The sisilah of Hadji Baktāsh Wālī reaches to the Yasawi Order through another but a similar tariqah, which is well known as the Wafā'īyyah Order of Abu’l Wafā al-Khwarazmī, who was a murid of Ahmad Yasawi and the murshid of Dede Ğarkhen, who was in turn the murshid of Bābā Eliyās al-Khorāsānī († 1240), an influential mystic from Eastern Persia. Modern research connects him to another important religious movement of that time: to the Qalandariyya and to Bābā Eliyās al-Khorāsānī, who was the murshid of Aybak Bābā, who was in turn the murshid of one of the leading actors of the Babai revolt, Baba Ishak, as well. Eventually, Bābā Eliyās Khorāsānī was held responsible for the Babai revolt organized by Baba Ishak, and consequently executed by Mubāriz’ud-Dīn-i Armāğān-Shāh, the supreme commander-in-chief of the armies of the Sultanate of Rum. Bektash himself was a discipline of Baba Ishak and was connected to the Turkoman rebel movement, which weakened the state of Rum prior to the Mongol invasions.

The original Bektashi teachings in many ways resemble the teachings of the Khorasanian Qalandariyya and that of Bābā Eliyās. Haji Baktash Veli was the murid of Lokhmānn Bābā (Lokhmānn Sarakhsī), who was one of the four most famous murids of Bābā Eliyās al-Khorāsānī as well. Lokhmānn Bābā, on the other hand, was also a murid of the renowned Qalandari Qutb ad-Dīn Haydar, who was the murid of Ahmad Yasawi. For these reasons, his silsila gets connected to Ahmad Yasawi through two different channels, one by means of the Wafā’i and the other through Qutb ad-Dīn Haydar. He was highly respected by the Sultanate of Rum due to his amicable attitude during the Babai revolt, and his khanqah in Suluca Kara Oyuk was permitted to remain open during and after it, thereby saving most of the lives of the Alevi survivors.

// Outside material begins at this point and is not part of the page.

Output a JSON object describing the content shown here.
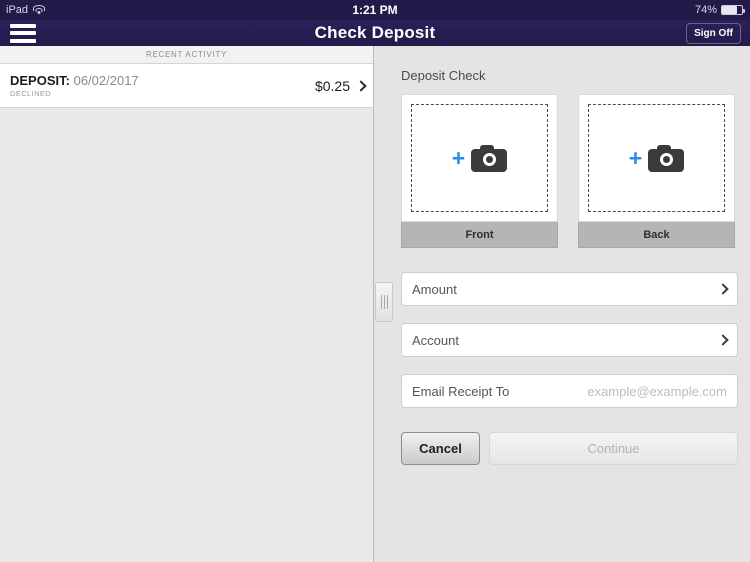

==== From the Vilayetname ====
From the Vilayetname (or: The Saintly Exploits of Hacı Bektaş Veli):

After Lokman Perende had returned from the hajj, the erenler (saints) of Khorasan came to offer him their respects. When they saw a spring flowing from the middle of the mekteb, they said, "We have been here before many times and had never seen such spring." Lokman Perende replied, "This is by the blessings of Hunkar Haji Bektash." The erenler asked, "Who is this Hunkar Haji Bektash?" Lokman Perende said, "Haji Bektash Hunkar is this beloved one," and he then pointed to the young Bektash. The erenler said, "That one is still a child. How on earth could he become a haji?" Lokman Perende then described to the gathering all of the miracles of Haji Bektash one by one and then said, "While I was performing my prayer at the Kaabah, Bektash was always there praying next to me. When we completed our prayer, he would vanished." The erenler said, "Where could this boy have found this extraordinary capability?" Then Hunkar Haji Bektash opened his blessed mouth and said, "I am the secret of the exalted Imam Ali, who is the dispenser of the River Kawthar and who is the Lion of Allah, the Emperor of Sainthood and the Commander of the Faithful. My origin and family line is from him. These many miracles are my inheritance which is granted by Allah. It should not be surprising to anyone that miracles like these appear from me, for this is the Power of God."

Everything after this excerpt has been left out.